Evocative of farm-to-table but free of any new-food taboos, the menu of Swine & Co. is in the hands of chef Mike VanBuskirk, former chef of Cobalt at the Vero Beach Hotel and Spa, and one-time sous-chef in charge of the kitchen at the Orchid Island Golf Club.
A graduate of Indian River State College Culinary Institute, VanBuskirk worked under Orchid’s executive chef Chris Sozio, an 18-year veteran of John’s Island Club and graduate of Culinary Institute of America.
VanBuskirk came to the attention of husband-and-wife Nick and Angela Novak and their longtime friend Johnny Scharr as they sought a fine-dining chef for their new 14th Avenue space.
It’s a space that would make a professional restaurant design firm proud. After the trio got the keys to the building last Valentine’s Day, they raised the low ceiling with plywood sheets painted black, laid distressed wood planks as siding behind the bar and put in a patinaed concrete floor.
Seamless black chalkboards that cover much of the wall space have been put to excellent use by the calligraphy and imagery of Scharr, whose artistic talents were clearly underutilized at Riverside Café, where he tended bar for many years, and the old Black Pearl restaurant, where he was front-of-the house manager.
Under “Shareables” and “Supper,” the farmhand-friendly fare includes hanger steak, smoked brisket and Kansas City-style “burnt ends,” the blackened snippets from the narrow end of the brisket.
“Handhelds” include short rib sliders, a pork stack sandwich with green tomato, and the “company” burger: a mix of pork and brisket in the patty, topped with bacon jam and barbecue sauce. Sides are mostly southern-themed: succotash, collard greens, and dumpling mac and cheese. But there are salads, including one with quinoa, and meatless offerings including ratatouille, shrimp and grits, and fried catfish on a cornbread and cream puree – a favorite at the soft opening.
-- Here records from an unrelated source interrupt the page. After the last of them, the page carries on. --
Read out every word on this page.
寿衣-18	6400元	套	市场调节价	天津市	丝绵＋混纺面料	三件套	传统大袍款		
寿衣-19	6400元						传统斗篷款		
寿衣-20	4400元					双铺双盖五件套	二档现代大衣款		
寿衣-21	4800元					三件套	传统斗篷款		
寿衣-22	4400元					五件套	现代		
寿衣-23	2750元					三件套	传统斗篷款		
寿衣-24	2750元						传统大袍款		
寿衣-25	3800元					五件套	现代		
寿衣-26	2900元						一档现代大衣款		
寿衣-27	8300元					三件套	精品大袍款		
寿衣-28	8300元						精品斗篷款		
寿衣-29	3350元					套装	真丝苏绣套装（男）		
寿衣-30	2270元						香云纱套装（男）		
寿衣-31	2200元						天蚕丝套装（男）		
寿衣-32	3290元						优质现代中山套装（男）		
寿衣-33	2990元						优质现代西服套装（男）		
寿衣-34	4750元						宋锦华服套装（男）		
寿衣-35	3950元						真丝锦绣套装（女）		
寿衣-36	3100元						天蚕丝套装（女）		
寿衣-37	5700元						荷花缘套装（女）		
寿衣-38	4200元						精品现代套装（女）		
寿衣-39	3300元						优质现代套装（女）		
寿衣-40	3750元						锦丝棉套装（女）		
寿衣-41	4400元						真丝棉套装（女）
That all gets cooked up in a closed-off kitchen in the back, outfitted with a 10-burner stove and some smokers for the barbecue meats.
The logo, a simple outline of a pig with lettering beneath, was designed by Angela Novak.
The name, which appears in foot-high letters across the bar room, is a tongue-in-jowl reference to the Novaks’ other establishment, Filthy’s Fine Cocktails and Beer. That bar, popular with a younger crowd, features live music and creative cocktails, including some they bottle on premises.
Swine & Co. won’t have live music but the sound track will skew toward blues and indie rock – “geared for any age group,” the owners say.
Wines by the glass come in three categories: tasty, interesting and delicious, priced accordingly ($6, $9, $12). By the bottle, wines start at a $22 and go up to $65.
Tending bar at Swine is Jacob Turner, son of well-known retired firefighter Toby Turner. Jacob is a three-year veteran of Filthy’s.
“He just has a clear vision on cocktails,” says Angela Novak, who developed a drinks menu with Jacob that includes advanced mixology tools like a centrifuge and liquid nitrogen.
“We use the centrifuge to separate liquors that are poured into a chilled glass,” explains Novak, who saw the technique on a visit to craft cocktail bar Booker and Dax in New York’s East Village. “We made a mojito with mint solidified with the nitro then crushed into a powder and it makes a really intensely flavored drink.”
The Novaks, parents of an 8-month-old boy, Sawyer, both moved to Vero at age 3; they began dating in high school and married in 2013.
“We met at Big Apple Pizza out on SR 60,” says Angela. “Nick was a delivery driver and I was a server.”
The restaurant is open seven days a week from 4 p.m. to 10 p.m.